Christian y Roberto, mis hermanos mayores, hacía años que conocían lo que venía a continuación. Mi hermana pequeña, Marta, ya había sido conducida a la cama por la niñera. Estábamos los “mayores” de la familia más próxima de mi padre: sus padres, su mujer, su único hermano, sus hijos. Y una mesa grande y rectangular...

Mi tío se levantaba siempre después de los postres y ofrecía un brindis. Una mano sujetaba el cigarro y la otra la copa de coñac. Empezaba su relato a la misma hora todos los años, como el que sigue un ritual. Me acuerdo de que a mí me mandaban a la cama justo al llegar este momento, pero acababa de cumplir nueve años, y ésa era la edad fijada por mi familia para que los pequeños se unieran al fin de fiesta con el que culminaba el aniversario de la muerte de mi padre.

Christian y Roberto, mis hermanos mayores, hacía años que conocían lo que venía a continuación. Mi hermana pequeña, Marta, ya había sido conducida a la cama por la niñera. Estábamos los “mayores” de la familia más próxima de mi padre: sus padres, su mujer, su único hermano, sus hijos. Y una mesa grande y rectangular que nos unía a todos alrededor suyo. Una lámpara repleta de velas que sólo se encendían en estas ocasiones iluminaba el cuerpo grande de mi tío, puesto en pie, solemne.

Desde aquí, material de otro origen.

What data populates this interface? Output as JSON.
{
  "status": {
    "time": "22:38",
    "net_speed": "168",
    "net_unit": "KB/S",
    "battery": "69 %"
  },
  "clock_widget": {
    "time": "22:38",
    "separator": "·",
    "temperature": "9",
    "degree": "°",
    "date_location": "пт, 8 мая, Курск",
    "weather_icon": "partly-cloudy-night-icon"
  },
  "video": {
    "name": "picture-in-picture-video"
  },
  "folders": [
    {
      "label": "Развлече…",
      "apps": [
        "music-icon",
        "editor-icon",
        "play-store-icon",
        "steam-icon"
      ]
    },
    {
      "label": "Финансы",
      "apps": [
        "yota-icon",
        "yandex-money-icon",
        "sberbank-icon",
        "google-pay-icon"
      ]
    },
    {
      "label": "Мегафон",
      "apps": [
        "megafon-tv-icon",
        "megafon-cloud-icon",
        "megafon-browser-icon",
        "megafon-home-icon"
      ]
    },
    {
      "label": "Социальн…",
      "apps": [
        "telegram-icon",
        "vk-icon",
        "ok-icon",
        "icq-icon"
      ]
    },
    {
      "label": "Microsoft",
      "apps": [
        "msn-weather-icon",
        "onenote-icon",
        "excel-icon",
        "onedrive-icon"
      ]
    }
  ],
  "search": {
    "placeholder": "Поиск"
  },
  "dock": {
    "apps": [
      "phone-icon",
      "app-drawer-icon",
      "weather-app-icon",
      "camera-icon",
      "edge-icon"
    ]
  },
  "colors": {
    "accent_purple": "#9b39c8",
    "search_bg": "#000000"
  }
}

Recuerdo los rostros serios de los abuelos, los ojos llorosos de mi madre, la cabeza altiva de mi tío Miguel. Y las palabras serenas que inundaban el salón, tan parecidas todos los años, iguales y distintas cada aniversario. Su historia, la que contaba todas las noches que el calendario marcaba 18 de marzo, era una historia de héroes, de sangre, guerra y patria, de lucha feroz por unos principios, unos ideales, decía, hoy casi muertos. Así comenzaba a hablar el tío:

—Ya sabéis cuánto le costó llegar a capitán. En una guerra sin batallas no había muchas posibilidades de lucimiento. En cualquier otra guerra él habría llegado a general sin apenas cumplir los cuarenta años. Pero él tuvo que esperar a esa edad para que le nombraran capitán. Lo era desde hacía muy pocos días. Yo iba siempre a su lado, orgulloso de él, y el único temor que sentíamos era el que nos provocaba nuestra excesiva seguridad.

No eran conscientes de que siempre eran las mismas palabras, como yo tampoco lo sería los años sucesivos. Se trataban de unos instantes mágicos que nos hacían cómplices a todos, los únicos que podíamos comprenderlos y valorarlos. Porque a ellos les parecía nuevo el relato de mi tío, su palabra sosegada, los suaves tragos al coñac con que interrumpía la historia, y las lentas chupadas al cigarro con las que trataba de apaciguar los escalofríos.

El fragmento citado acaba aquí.